There must be a concerted efforts at ensuring that rice for the region is placed in the special product list or sensitive product line of the WTO even as the whole world is moving to Hong Kong for the ministerial come December The lessons of Cancun must not be forgotten in a hurry – rice farmers freedom is possible There must be the political will on the part of governments to effectively implement support policies to rice farmers to the letter. This must however be done government avoiding policy reversals and inconsistencies that drain the purse of tax payers funds The Parliaments in the region must awake to realities and give supportive legislations to local farmers as it is in the developed economies where the legislature does not allow the executive to tamper with the welfare of farmers, and this in recognition of the fact that they voted them to power.
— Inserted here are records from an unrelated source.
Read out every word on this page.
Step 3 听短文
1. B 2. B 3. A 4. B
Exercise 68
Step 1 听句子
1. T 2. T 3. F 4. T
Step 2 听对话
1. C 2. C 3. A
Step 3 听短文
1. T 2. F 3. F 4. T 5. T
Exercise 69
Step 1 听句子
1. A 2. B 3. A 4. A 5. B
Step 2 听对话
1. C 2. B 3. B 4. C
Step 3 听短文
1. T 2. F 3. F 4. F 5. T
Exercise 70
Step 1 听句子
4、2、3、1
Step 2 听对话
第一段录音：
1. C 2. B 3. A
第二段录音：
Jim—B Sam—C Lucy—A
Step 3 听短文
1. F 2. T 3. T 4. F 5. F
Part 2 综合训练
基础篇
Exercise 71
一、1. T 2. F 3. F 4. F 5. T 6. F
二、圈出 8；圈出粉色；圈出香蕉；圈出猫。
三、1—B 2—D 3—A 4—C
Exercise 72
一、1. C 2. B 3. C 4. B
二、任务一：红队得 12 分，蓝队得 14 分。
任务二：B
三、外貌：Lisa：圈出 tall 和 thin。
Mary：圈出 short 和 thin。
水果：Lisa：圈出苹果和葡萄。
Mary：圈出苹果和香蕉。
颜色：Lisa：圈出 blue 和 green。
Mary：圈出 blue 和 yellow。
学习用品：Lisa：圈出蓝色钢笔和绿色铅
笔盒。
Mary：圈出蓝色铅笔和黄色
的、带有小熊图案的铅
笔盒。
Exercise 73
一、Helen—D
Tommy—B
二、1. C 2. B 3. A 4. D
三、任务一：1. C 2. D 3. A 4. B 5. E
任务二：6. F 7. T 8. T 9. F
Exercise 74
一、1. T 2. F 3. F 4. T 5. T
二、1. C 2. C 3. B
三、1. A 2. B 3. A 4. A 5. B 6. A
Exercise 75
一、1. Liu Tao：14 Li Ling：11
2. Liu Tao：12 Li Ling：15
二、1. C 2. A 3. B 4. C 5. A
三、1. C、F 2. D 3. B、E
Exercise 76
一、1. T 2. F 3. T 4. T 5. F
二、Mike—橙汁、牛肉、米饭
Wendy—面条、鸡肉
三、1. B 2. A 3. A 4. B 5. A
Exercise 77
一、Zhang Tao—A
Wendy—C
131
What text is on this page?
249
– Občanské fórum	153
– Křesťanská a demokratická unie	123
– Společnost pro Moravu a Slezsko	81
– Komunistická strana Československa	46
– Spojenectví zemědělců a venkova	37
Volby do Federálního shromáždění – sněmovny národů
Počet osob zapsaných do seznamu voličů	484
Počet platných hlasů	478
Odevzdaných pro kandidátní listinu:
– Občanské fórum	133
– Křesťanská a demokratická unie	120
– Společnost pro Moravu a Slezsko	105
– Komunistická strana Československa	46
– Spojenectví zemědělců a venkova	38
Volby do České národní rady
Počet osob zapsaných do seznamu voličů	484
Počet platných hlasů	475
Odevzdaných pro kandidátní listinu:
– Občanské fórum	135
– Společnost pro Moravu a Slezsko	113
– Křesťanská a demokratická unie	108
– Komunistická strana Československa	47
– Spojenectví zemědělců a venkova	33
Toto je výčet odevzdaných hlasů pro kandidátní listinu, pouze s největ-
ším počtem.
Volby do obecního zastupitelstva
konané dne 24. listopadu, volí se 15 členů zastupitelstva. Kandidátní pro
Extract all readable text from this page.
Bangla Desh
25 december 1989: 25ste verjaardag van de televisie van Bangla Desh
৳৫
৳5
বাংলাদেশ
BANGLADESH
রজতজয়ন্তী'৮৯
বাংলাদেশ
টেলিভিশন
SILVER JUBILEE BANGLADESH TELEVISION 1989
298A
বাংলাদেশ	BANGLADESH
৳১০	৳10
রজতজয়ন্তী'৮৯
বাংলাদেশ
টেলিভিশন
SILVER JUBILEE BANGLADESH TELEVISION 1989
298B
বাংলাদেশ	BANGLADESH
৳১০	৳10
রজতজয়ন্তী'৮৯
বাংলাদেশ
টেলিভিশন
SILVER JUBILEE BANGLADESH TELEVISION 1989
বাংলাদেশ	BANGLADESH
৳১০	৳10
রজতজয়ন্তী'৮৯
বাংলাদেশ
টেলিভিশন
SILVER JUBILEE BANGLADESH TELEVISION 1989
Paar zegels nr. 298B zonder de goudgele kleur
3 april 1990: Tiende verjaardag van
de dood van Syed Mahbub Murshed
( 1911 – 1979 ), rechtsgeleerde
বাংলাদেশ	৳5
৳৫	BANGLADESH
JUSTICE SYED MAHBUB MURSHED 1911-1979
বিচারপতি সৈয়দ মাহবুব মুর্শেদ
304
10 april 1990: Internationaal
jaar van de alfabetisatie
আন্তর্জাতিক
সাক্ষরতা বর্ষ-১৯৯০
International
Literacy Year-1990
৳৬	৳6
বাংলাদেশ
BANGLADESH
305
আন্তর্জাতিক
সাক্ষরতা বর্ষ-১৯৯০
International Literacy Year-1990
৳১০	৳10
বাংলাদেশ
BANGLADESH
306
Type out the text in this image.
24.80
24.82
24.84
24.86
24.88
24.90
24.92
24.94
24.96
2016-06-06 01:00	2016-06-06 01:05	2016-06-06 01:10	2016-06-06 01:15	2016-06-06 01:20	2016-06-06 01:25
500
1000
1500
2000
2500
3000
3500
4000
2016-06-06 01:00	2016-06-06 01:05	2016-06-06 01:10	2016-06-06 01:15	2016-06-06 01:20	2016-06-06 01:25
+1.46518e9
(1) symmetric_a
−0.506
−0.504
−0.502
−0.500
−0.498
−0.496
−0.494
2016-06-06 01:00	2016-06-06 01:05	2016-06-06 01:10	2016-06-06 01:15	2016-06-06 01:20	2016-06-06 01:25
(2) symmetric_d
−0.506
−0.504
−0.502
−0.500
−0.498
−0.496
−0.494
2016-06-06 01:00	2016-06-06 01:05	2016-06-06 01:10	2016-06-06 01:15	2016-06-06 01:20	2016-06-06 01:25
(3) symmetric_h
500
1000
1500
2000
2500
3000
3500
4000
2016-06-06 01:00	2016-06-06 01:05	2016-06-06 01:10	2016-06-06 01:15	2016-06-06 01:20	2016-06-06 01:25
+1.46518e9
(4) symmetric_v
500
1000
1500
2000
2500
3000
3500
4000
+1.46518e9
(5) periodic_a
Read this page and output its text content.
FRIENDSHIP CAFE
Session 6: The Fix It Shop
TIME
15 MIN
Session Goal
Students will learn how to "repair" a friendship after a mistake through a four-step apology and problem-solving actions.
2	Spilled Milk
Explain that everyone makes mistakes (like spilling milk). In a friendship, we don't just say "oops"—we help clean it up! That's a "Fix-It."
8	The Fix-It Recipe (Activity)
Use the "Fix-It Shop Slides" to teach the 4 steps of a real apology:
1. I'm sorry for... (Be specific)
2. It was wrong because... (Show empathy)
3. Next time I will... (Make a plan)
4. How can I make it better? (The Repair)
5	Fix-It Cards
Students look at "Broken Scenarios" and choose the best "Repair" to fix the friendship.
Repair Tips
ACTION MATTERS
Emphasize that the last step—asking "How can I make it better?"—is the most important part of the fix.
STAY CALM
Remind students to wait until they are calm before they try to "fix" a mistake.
Law makers must formulate anti- dumping legislation and develop a credible plan to address the commodity crisis so that farmers can receive fair returns for their rice.
We must continue the fight against subsidy by the West, but if the continue, there is no crime on our part in subsidizing our local production of rice if the funds are there (and it should be there after all rice constitutes a staple food for which we spend millions importing every year), if the US and the EU among others are heavily subsidizing their local production of rice. It is only when Nigeria subsidizes petrol cost that the World Bank and IMF would signal foul to subsidy. EPA in almost all its ramification is deadly to the economy of West Africa with regard to our agricultural products where we posses the only comparative advantage. We must discontinue with the negotiation in its present form that does not recognize non reciprocity, trade preference and safeguard measures which are tools abinitio recognized by the same WTO. We cannot afford the consequences of opening up our borders to influx of goods and unrestrained import surge.
In the same vein, a CET put in place for the region even at the present fifth tariff band of 50% which Nigeria is currently requesting is not enough to protect our rice and other agricultural commodities sector; we must therefore look for a higher protective tariff. Conclusion RICE can help our economies if we have the will to play complementary roles at holding our governments in the demand to go back to agriculture as a sector to sustain our future.
If an ECOWAS CET is imperative at this time, then we must begin to reflect on: (i)what are the most important agricultural sector or sub-sector that will be affected by this partnership? (ii)What are the disaggregated roles of men and women involved in this trade who will be affected? (iii)Who are the people (especially women and youths) that will be affected by this pact and what remedy or restitution is available? (iv)What are the major impacts of the tariff abolishment? (v)Why must we abolish or reduce tariff especially with the emergence of EPA (vi)At the entrance of EPA it started preaching integration, what is the dimension of such integration? Is it for regional integrations in term of sub regional integration or the pressured so-called integration within the global economy? (vii)Is it possible to dwell in CET for the sub-region and refusing EPA? (viii)What then are the implications of a CET adopted to facilitate EPA?